UPS Airlines (United Parcel Service) (Atlanta and Louisville) has unveiled a new look for its flagship Boeing 767 fleet by adding winglets as a part of its sustainability efforts to save fuel and reduce emissions.
These wingtip devices, which are arrow-shaped surfaces attached to the tip of each wing, enhance the overall efficiency of the aircraft, saving fuel by reducing drag while also lowering noise emissions by improving take-off performance. The modifications will save UPS more than six million gallons of fuel each year and reduce carbon dioxide emissions by more than 62,000 metric tonnes. UPS estimates approximately a four percent fuel savings on each 767 flight.
“UPS continues to lead the industry in sustainable business practices,” said David Abney, UPS chief operating officer. “With the widest portfolio of services in the industry, we are constantly looking for ways to reduce emissions, and drive down operating costs so our customers have the solutions they need to compete in a global economy. These winglets are a perfect example of sustainability in action. They are good business and good stewardship.”
UPS currently operates 54 of the 767 aircraft with five on order. The company plans to have winglets on all 767 aircraft by the end of 2014. Winglets are already installed on UPS’s 747, and MD-11 fleets, and the A300-600 has a similar device called a wingtip fence.
The modifications will add approximately five and a half feet of span to each wing, and each winglet is 11 feet tall. Aircraft weight will increase by nearly 3,000 pounds due to the weight of the winglets and the extensive structural reinforcement of the wing structure. Even at this size and weight, the winglets will still reduce the amount of fuel used per flight.
Winglets improve the aerodynamics of the wing by extending the length of the wing and reducing the amount of drag, which is the force that opposes an aircraft’s motion in the air.

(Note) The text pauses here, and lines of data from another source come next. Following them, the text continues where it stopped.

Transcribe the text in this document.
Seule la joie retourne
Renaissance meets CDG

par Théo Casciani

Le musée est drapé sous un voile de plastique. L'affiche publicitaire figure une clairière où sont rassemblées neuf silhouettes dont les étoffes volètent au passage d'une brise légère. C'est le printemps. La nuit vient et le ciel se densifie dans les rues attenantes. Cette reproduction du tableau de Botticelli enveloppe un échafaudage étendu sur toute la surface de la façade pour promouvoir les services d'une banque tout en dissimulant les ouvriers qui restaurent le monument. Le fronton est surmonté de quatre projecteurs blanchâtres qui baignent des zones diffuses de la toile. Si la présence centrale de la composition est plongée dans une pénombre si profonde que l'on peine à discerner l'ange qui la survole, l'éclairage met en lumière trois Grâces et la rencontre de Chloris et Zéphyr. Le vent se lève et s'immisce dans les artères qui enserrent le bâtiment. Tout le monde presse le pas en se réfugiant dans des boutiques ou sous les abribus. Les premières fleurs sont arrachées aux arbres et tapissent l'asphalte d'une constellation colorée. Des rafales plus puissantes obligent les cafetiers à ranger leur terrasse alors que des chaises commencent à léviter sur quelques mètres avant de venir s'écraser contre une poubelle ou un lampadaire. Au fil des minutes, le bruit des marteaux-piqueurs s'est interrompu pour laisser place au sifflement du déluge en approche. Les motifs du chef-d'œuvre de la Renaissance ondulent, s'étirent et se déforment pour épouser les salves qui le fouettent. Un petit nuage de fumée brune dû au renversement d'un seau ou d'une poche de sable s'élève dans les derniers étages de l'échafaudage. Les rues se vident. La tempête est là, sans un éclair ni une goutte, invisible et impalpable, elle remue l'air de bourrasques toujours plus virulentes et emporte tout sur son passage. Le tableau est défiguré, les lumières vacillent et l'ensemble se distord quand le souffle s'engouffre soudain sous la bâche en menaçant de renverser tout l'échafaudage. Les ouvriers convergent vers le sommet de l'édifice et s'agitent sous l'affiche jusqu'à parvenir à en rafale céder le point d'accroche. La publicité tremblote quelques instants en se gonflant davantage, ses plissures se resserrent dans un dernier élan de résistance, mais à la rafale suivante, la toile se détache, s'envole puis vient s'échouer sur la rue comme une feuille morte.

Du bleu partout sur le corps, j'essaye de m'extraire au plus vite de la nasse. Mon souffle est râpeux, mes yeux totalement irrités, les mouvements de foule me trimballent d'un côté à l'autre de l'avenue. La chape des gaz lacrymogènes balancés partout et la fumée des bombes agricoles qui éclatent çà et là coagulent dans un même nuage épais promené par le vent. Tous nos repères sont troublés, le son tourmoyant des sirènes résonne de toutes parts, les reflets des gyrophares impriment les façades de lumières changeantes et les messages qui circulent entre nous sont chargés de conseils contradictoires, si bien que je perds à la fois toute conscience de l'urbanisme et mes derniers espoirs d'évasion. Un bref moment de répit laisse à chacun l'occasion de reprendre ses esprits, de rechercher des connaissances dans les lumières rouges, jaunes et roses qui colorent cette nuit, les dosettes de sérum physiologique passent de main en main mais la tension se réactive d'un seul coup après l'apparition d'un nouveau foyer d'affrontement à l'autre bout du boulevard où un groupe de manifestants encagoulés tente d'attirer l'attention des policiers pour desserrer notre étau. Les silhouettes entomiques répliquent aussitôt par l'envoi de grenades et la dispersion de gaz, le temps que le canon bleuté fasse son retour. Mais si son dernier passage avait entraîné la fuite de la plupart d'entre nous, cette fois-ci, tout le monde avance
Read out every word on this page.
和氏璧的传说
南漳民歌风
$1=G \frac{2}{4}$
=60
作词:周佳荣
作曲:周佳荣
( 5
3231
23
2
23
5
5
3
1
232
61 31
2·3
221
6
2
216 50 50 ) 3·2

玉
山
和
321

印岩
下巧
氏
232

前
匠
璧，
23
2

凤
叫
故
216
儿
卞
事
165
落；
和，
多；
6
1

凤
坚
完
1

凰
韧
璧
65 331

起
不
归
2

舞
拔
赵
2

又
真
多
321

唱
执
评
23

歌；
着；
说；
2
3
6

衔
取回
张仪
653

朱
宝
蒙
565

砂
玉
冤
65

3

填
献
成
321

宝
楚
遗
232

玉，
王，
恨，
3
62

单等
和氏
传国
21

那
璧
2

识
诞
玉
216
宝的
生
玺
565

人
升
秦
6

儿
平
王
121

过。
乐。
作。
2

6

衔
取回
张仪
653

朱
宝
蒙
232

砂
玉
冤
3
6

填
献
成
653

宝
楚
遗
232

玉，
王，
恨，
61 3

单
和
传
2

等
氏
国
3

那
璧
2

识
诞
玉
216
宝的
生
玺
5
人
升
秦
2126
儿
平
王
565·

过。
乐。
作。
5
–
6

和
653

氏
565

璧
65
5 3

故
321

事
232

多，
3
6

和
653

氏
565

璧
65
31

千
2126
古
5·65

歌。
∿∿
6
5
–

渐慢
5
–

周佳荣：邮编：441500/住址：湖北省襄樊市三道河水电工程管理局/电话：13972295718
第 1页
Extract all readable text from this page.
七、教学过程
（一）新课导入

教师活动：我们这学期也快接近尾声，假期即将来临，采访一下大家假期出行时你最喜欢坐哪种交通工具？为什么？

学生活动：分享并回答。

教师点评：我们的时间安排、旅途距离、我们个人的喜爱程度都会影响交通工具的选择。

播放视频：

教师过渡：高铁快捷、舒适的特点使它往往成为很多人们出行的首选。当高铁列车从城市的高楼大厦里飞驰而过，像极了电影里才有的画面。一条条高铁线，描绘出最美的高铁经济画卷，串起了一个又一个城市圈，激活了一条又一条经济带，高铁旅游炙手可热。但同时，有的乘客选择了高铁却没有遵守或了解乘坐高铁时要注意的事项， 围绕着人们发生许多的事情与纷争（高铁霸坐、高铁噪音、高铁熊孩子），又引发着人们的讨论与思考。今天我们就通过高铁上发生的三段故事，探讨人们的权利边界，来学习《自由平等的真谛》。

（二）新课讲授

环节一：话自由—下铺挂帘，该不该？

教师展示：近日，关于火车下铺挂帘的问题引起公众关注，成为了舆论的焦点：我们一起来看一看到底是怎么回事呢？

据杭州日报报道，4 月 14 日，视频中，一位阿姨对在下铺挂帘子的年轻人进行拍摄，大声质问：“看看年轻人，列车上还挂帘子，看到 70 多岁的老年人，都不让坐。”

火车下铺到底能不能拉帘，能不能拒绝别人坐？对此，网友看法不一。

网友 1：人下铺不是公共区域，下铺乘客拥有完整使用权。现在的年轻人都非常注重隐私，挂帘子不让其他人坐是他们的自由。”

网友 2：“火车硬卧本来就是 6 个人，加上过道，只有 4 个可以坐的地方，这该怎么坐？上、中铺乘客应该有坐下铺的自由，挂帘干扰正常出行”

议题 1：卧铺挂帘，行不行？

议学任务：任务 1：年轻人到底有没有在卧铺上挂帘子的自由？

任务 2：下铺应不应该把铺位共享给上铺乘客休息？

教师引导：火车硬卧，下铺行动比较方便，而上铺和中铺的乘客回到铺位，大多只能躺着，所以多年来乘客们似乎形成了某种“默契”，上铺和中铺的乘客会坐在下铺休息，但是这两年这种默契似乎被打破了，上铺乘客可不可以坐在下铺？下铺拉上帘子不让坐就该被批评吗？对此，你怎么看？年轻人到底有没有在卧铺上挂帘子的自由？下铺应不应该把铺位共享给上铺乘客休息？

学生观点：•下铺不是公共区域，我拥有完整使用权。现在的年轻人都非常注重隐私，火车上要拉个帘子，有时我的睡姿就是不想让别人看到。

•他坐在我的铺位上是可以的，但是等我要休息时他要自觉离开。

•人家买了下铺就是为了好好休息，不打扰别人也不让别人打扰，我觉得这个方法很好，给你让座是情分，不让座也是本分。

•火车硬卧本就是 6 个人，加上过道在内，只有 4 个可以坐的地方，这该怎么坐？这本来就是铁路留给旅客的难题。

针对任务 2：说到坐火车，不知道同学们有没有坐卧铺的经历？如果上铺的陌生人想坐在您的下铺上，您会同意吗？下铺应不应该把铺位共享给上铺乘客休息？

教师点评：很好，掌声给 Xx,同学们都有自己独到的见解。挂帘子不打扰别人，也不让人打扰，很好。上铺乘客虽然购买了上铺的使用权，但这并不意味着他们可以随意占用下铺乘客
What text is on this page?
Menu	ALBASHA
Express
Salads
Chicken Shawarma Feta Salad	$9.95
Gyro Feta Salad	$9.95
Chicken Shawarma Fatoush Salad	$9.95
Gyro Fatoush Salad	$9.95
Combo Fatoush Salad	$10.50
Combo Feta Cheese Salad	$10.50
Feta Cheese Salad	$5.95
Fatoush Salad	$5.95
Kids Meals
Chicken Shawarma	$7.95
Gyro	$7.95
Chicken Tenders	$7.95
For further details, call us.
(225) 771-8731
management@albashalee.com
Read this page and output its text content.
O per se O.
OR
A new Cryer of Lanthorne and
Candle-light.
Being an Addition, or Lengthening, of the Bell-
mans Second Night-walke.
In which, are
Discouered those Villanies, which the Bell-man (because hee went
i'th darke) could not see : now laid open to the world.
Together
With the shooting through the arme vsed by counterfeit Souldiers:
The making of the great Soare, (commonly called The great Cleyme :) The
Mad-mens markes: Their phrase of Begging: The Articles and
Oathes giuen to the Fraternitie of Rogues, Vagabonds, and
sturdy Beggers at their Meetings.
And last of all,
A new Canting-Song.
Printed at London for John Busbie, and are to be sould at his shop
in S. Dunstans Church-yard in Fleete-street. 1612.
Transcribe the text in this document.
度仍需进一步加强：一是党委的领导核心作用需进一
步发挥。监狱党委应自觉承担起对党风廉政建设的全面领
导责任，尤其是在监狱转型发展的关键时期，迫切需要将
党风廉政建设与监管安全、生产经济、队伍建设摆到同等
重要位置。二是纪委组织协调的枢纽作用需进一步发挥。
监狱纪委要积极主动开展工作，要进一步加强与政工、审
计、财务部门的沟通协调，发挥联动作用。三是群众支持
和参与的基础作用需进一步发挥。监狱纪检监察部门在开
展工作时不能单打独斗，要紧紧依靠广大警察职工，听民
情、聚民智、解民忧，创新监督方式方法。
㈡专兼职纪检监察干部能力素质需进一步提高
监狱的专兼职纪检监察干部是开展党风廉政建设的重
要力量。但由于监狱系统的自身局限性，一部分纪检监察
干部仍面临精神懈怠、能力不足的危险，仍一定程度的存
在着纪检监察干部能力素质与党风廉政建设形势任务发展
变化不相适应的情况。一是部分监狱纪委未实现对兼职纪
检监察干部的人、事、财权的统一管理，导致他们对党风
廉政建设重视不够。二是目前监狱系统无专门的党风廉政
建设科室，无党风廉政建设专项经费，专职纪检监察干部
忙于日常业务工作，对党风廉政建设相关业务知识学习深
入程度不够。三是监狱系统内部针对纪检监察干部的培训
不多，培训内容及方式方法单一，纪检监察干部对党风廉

The winglet project is a sustainability initiative implemented by UPS Airlines. The company already operates one of the cargo sector’s youngest and most fuel-efficient air fleet, and is working to reduce its carbon intensity an additional 20 percent by 2020 from a 2005 baseline. Other highlights of the airline’s fuel conservation efforts include computer-optimized flight routes, aircraft taxi time management, and alternate-fuel ground support equipment.